Weight gain restriction for obese pregnant women: a case–control intervention study
Article first published online: 26 OCT 2007
RCOG 2007 BJOG An International Journal of Obstetrics and Gynaecology
BJOG: An International Journal of Obstetrics & Gynaecology
Volume 115, Issue 1, pages 44–50, January 2008
How to Cite
Claesson, I.-M., Sydsjö, G., Brynhildsen, J., Cedergren, M., Jeppsson, A., Nyström, F., Sydsjö, A. and Josefsson, A. (2008), Weight gain restriction for obese pregnant women: a case–control intervention study. BJOG: An International Journal of Obstetrics & Gynaecology, 115: 44–50. doi: 10.1111/j.1471-0528.2007.01531.x
- Issue published online: 5 NOV 2007
- Article first published online: 26 OCT 2007
- Accepted 27 August 2007. Published OnlineEarly 26 October 2007.
- weight gain
Objective To minimise obese women’s total weight gain during pregnancy to less than 7 kg and to investigate the delivery and neonatal outcome.
Design A prospective case–control intervention study.
Setting Antenatal care clinics in the southeast region of Sweden.

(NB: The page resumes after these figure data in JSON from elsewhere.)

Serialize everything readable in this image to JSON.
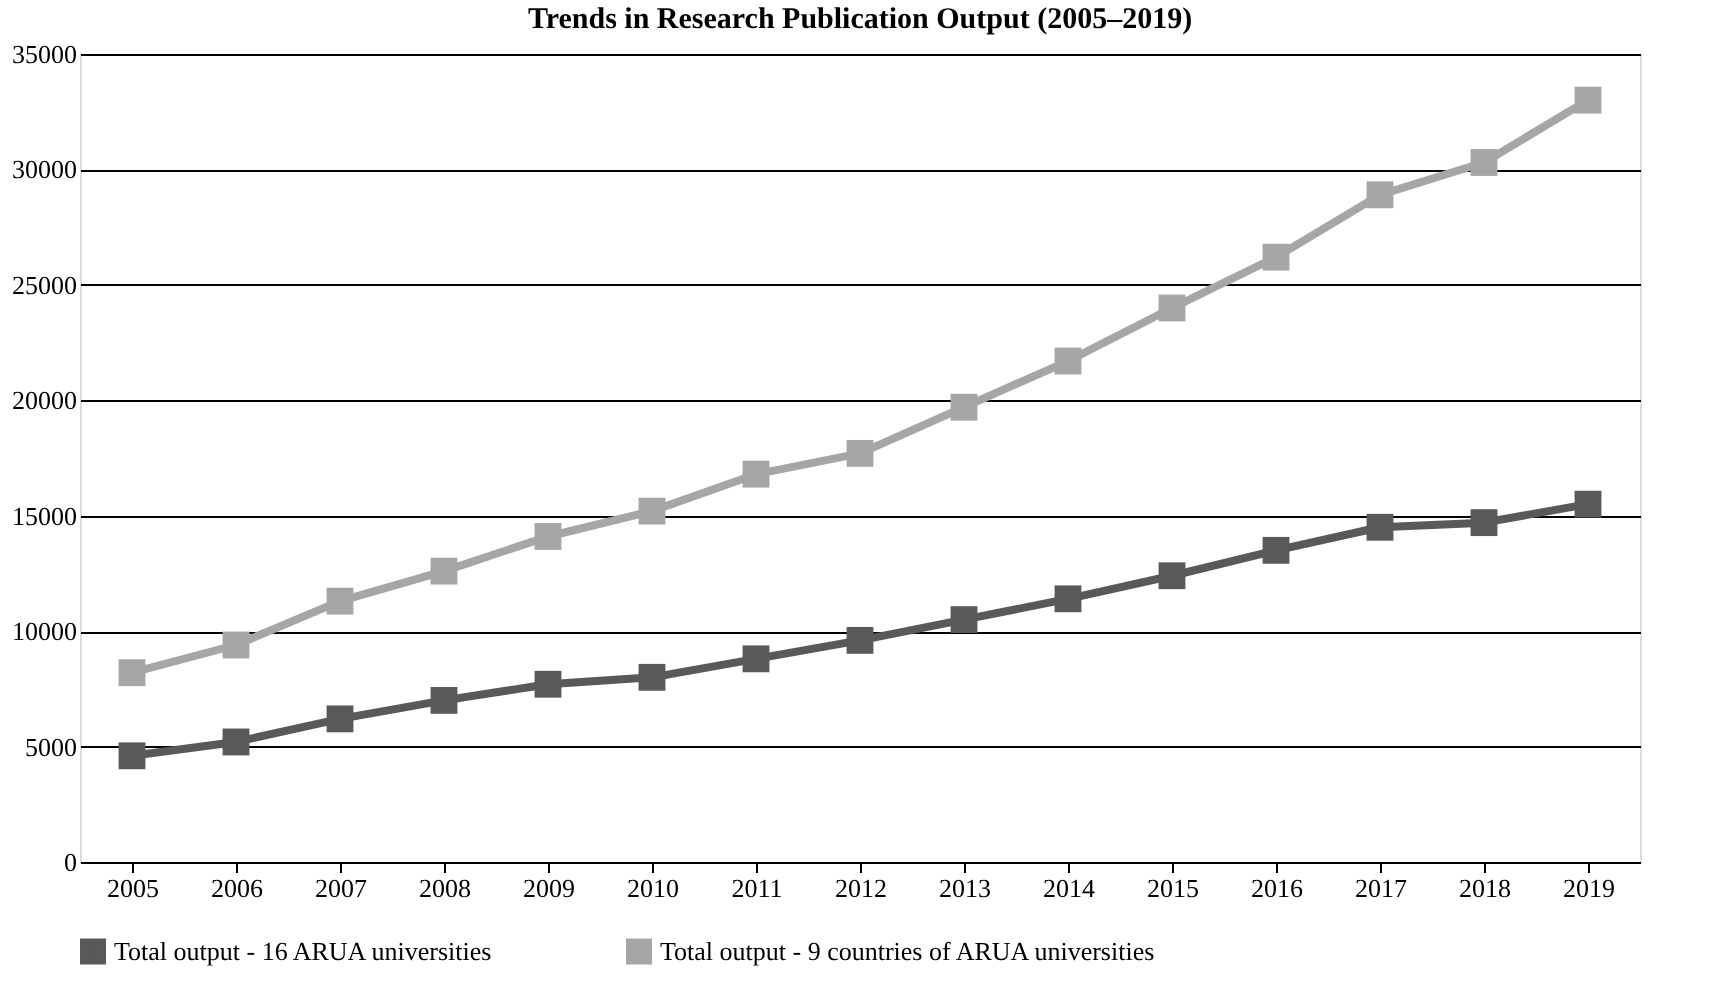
{
  "chart_data": {
    "type": "line",
    "title": "Trends in Research Publication Output (2005–2019)",
    "categories": [
      "2005",
      "2006",
      "2007",
      "2008",
      "2009",
      "2010",
      "2011",
      "2012",
      "2013",
      "2014",
      "2015",
      "2016",
      "2017",
      "2018",
      "2019"
    ],
    "series": [
      {
        "name": "Total output - 16 ARUA universities",
        "color": "#595959",
        "values": [
          4600,
          5200,
          6200,
          7000,
          7700,
          8000,
          8800,
          9600,
          10500,
          11400,
          12400,
          13500,
          14500,
          14700,
          15500
        ]
      },
      {
        "name": "Total output - 9 countries of ARUA universities",
        "color": "#a6a6a6",
        "values": [
          8200,
          9400,
          11300,
          12600,
          14100,
          15200,
          16800,
          17700,
          19700,
          21700,
          24000,
          26200,
          28900,
          30300,
          33000
        ]
      }
    ],
    "ylim": [
      0,
      35000
    ],
    "yticks": [
      0,
      5000,
      10000,
      15000,
      20000,
      25000,
      30000,
      35000
    ],
    "grid": "y",
    "legend": "bottom",
    "marker": "square",
    "line_style": "solid"
  }
}
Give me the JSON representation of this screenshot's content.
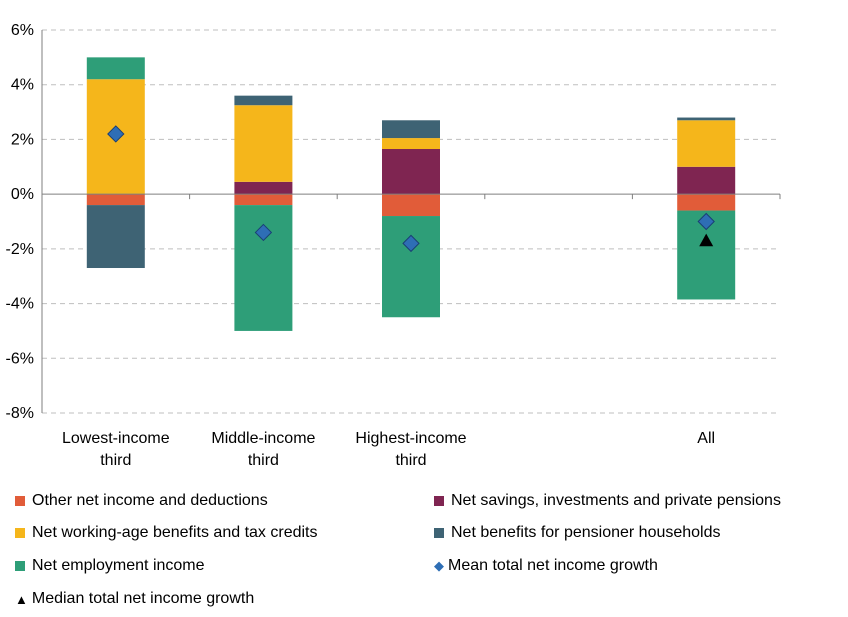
{
  "chart_data": {
    "type": "bar",
    "stacked": true,
    "categories": [
      [
        "Lowest-income",
        "third"
      ],
      [
        "Middle-income",
        "third"
      ],
      [
        "Highest-income",
        "third"
      ],
      [
        ""
      ],
      [
        "All"
      ]
    ],
    "ylim": [
      -8,
      6
    ],
    "yticks": [
      -8,
      -6,
      -4,
      -2,
      0,
      2,
      4,
      6
    ],
    "ytick_labels": [
      "-8%",
      "-6%",
      "-4%",
      "-2%",
      "0%",
      "2%",
      "4%",
      "6%"
    ],
    "grid": true,
    "legend_position": "bottom",
    "series": [
      {
        "name": "Other net income and deductions",
        "color": "#e15c39",
        "values": [
          -0.4,
          -0.4,
          -0.8,
          null,
          -0.6
        ]
      },
      {
        "name": "Net savings, investments and private pensions",
        "color": "#7f2551",
        "values": [
          0,
          0.45,
          1.65,
          null,
          1.0
        ]
      },
      {
        "name": "Net working-age benefits and tax credits",
        "color": "#f5b61b",
        "values": [
          4.2,
          2.8,
          0.4,
          null,
          1.7
        ]
      },
      {
        "name": "Net benefits for pensioner households",
        "color": "#3e6374",
        "values": [
          -2.3,
          0.35,
          0.65,
          null,
          0.1
        ]
      },
      {
        "name": "Net employment income",
        "color": "#2e9e78",
        "values": [
          0.8,
          -4.6,
          -3.7,
          null,
          -3.25
        ]
      }
    ],
    "markers": [
      {
        "name": "Mean total net income growth",
        "shape": "diamond",
        "color": "#2e6eb5",
        "values": [
          2.2,
          -1.4,
          -1.8,
          null,
          -1.0
        ]
      },
      {
        "name": "Median total net income growth",
        "shape": "triangle",
        "color": "#000000",
        "values": [
          null,
          null,
          null,
          null,
          -1.7
        ]
      }
    ]
  },
  "legend": {
    "items": [
      {
        "label": "Other net income and deductions",
        "type": "square",
        "color": "#e15c39"
      },
      {
        "label": "Net savings, investments and private pensions",
        "type": "square",
        "color": "#7f2551"
      },
      {
        "label": "Net working-age benefits and tax credits",
        "type": "square",
        "color": "#f5b61b"
      },
      {
        "label": "Net benefits for pensioner households",
        "type": "square",
        "color": "#3e6374"
      },
      {
        "label": "Net employment income",
        "type": "square",
        "color": "#2e9e78"
      },
      {
        "label": "Mean total net income growth",
        "type": "diamond",
        "color": "#2e6eb5"
      },
      {
        "label": "Median total net income growth",
        "type": "triangle",
        "color": "#000000"
      }
    ]
  }
}
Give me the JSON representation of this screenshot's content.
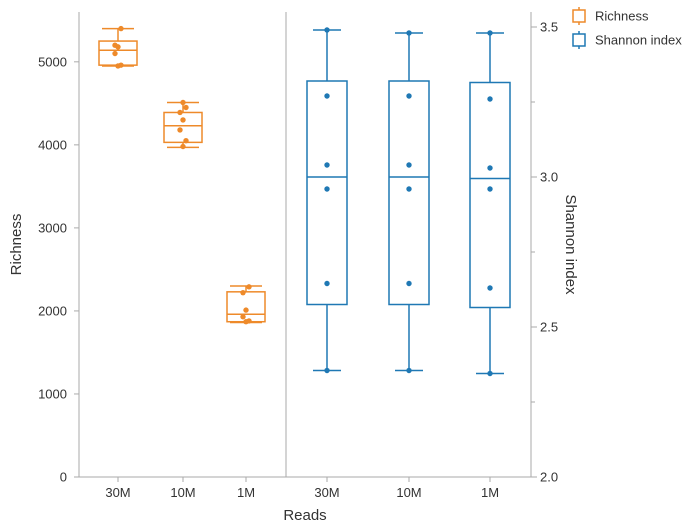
{
  "chart_data": {
    "type": "box",
    "xlabel": "Reads",
    "categories": [
      "30M",
      "10M",
      "1M"
    ],
    "axes": {
      "left": {
        "label": "Richness",
        "ylim": [
          0,
          5600
        ],
        "ticks": [
          0,
          1000,
          2000,
          3000,
          4000,
          5000
        ]
      },
      "right": {
        "label": "Shannon index",
        "ylim": [
          2.0,
          3.55
        ],
        "ticks": [
          2.0,
          2.5,
          3.0,
          3.5
        ],
        "tick_labels": [
          "2.0",
          "2.5",
          "3.0",
          "3.5"
        ]
      }
    },
    "legend": {
      "placement": "top-right",
      "entries": [
        "Richness",
        "Shannon index"
      ]
    },
    "grid": false,
    "series": [
      {
        "name": "Richness",
        "axis": "left",
        "color": "#ee8a2a",
        "boxes": [
          {
            "category": "30M",
            "whisker_low": 4950,
            "q1": 4960,
            "median": 5140,
            "q3": 5250,
            "whisker_high": 5400,
            "points": [
              4950,
              4960,
              5100,
              5180,
              5200,
              5400
            ]
          },
          {
            "category": "10M",
            "whisker_low": 3970,
            "q1": 4030,
            "median": 4230,
            "q3": 4390,
            "whisker_high": 4510,
            "points": [
              3980,
              4050,
              4180,
              4300,
              4390,
              4450,
              4510
            ]
          },
          {
            "category": "1M",
            "whisker_low": 1860,
            "q1": 1870,
            "median": 1960,
            "q3": 2230,
            "whisker_high": 2300,
            "points": [
              1870,
              1880,
              1930,
              2010,
              2220,
              2290
            ]
          }
        ]
      },
      {
        "name": "Shannon index",
        "axis": "right",
        "color": "#1f78b4",
        "boxes": [
          {
            "category": "30M",
            "whisker_low": 2.355,
            "q1": 2.575,
            "median": 3.0,
            "q3": 3.32,
            "whisker_high": 3.49,
            "points": [
              2.355,
              2.645,
              2.96,
              3.04,
              3.27,
              3.49
            ]
          },
          {
            "category": "10M",
            "whisker_low": 2.355,
            "q1": 2.575,
            "median": 3.0,
            "q3": 3.32,
            "whisker_high": 3.48,
            "points": [
              2.355,
              2.645,
              2.96,
              3.04,
              3.27,
              3.48
            ]
          },
          {
            "category": "1M",
            "whisker_low": 2.345,
            "q1": 2.565,
            "median": 2.995,
            "q3": 3.315,
            "whisker_high": 3.48,
            "points": [
              2.345,
              2.63,
              2.96,
              3.03,
              3.26,
              3.48
            ]
          }
        ]
      }
    ]
  }
}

Population One hundred fifty-five pregnant women in an index group and one hundred ninety-three women in a control group.
Methods An intervention programme with weekly motivational talks and aqua aerobic classes for obese pregnant women.
Main outcome measures Weight gain in kilograms, delivery and neonatal outcome.
Results The index group had a significantly lower weight gain during pregnancy compared with the control group (P < 0.001). The women in the index group weighed less at the postnatal check-up compared with the weight registered in early pregnancy (P < 0.001). The percentage of women in the index group who gained less than 7 kg was greater than that of women in the control group who gained less than 7 kg (P= 0.003). The percentage of nulliparous women in this group was greater than that in the control group (P= 0.018). In addition, the women in the index group had a significantly lower body mass index at the postnatal check-up, compared with the control group (P < 0.001). There were no differences between the index group and the control group regarding birthweight, gestational age and mode of delivery.
Conclusion The intervention programme was effective in controlling weight gain during pregnancy and did not affect delivery or neonatal outcome.